Young Audiences Arts for Learning was pleased to welcome Alberto Carvalho, superintendent of Miami-Dade County Public Schools (M-DCPS) as one of our key speakers for Growing up with the Arts. Mr. Carvalho has served as the superintendent of the M-DCPS District since September 2008. He is a nationally recognized and critically acclaimed expert on education transformation and finance who has elevated his district’s academic profile and streamlined its business operations and financial systems. Under Carvalho’s leadership, M-DCPS has grown into one of the nation’s highest performing urban school systems and has received numerous accolades and awards for its success, including the 2014 College Board Advanced Placement Equity and Excellence District of the Year. Mr. Carvalho himself has also received many awards for his dedication to raising the level of achievement for the students in the M-DCPS district, including the 2014 National Superintendent of the Year, and the 2016 Harold W. McGraw, Jr. Prize. 
Young Audiences had a chance to catch up with Mr. Carvalho and ask him a couple of questions about his success as an educator and his relationship with the arts in education as an administrator.
Q1. Since becoming Superintendent of M-DCPS, the district has experienced a period of growth and rejunvenation, which has seen the Miami-Dade County Public School System become a model of success for other urban school systems across the country, and subsequently you have been named both Florida and National Superintendent of the Year.  What do you attribute this success to?
A1. The Miami-Dade County Public Schools (M-DCPS) turnaround involved making it a demand-driven school district. In an era of increasing educational choices and growing competition, we listened to parents to understand what they wanted for their children.  Frequently, we heard that arts and music education were as important to parents as math and language arts.  We responded by offering more arts programs that were important to parents and students, in grades K-12. This made a big difference, especially to those who were considering alternatives to Miami-Dade County Public Schools.
Q2. You were hired in the midst of a financial struggle in the Miami-Dade County Public School System, yet despite the usual pressures to cut “non-essential” programs, you have remained a staunch supporter of the arts, claiming that no arts would be cut in your school district.  Why do you believe that the arts are essential to our students’ success and development?
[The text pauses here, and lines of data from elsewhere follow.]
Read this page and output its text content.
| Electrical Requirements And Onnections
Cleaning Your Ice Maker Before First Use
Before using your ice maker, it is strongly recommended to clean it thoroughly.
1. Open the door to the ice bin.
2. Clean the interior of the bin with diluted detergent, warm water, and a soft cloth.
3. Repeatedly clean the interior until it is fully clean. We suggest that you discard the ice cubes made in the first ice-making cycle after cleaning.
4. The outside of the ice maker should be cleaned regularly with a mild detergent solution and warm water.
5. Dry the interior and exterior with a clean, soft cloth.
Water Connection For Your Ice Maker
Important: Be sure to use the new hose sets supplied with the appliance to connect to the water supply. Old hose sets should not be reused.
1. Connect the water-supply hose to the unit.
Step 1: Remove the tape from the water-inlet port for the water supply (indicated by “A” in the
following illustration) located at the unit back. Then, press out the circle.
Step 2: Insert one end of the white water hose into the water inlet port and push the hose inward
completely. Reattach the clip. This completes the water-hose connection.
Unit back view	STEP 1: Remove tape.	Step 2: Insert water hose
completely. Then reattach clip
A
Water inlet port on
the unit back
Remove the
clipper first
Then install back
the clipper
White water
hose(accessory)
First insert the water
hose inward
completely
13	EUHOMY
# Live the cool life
A2. Data has shown us that arts education plays an important role in providing students with a well-rounded education.  Students who have music, art, or theater in their daily schedules have been observed to add 30 points to SAT math scores and 50 points to SAT verbal scores. Grade point averages also increase - students with art courses can have GPAs that are 16 percent higher than students without arts and they are 20 percent more likely to graduate than students without arts education.  Arts programs contribute to students' cognitive, social, and emotional development, and help them with critical thinking and problem solving.  During the recession, while other school districts were forced to lay off teachers, I kept a promise not to cut art, music or physical education opportunities for our students. In addition, we partnered with arts organizations to support core subject instruction. By joining forces with some of the major venues for theater and opera, as well as art museums, we were able to offer our students a Cultural Passport that infused art experiences as part of their education.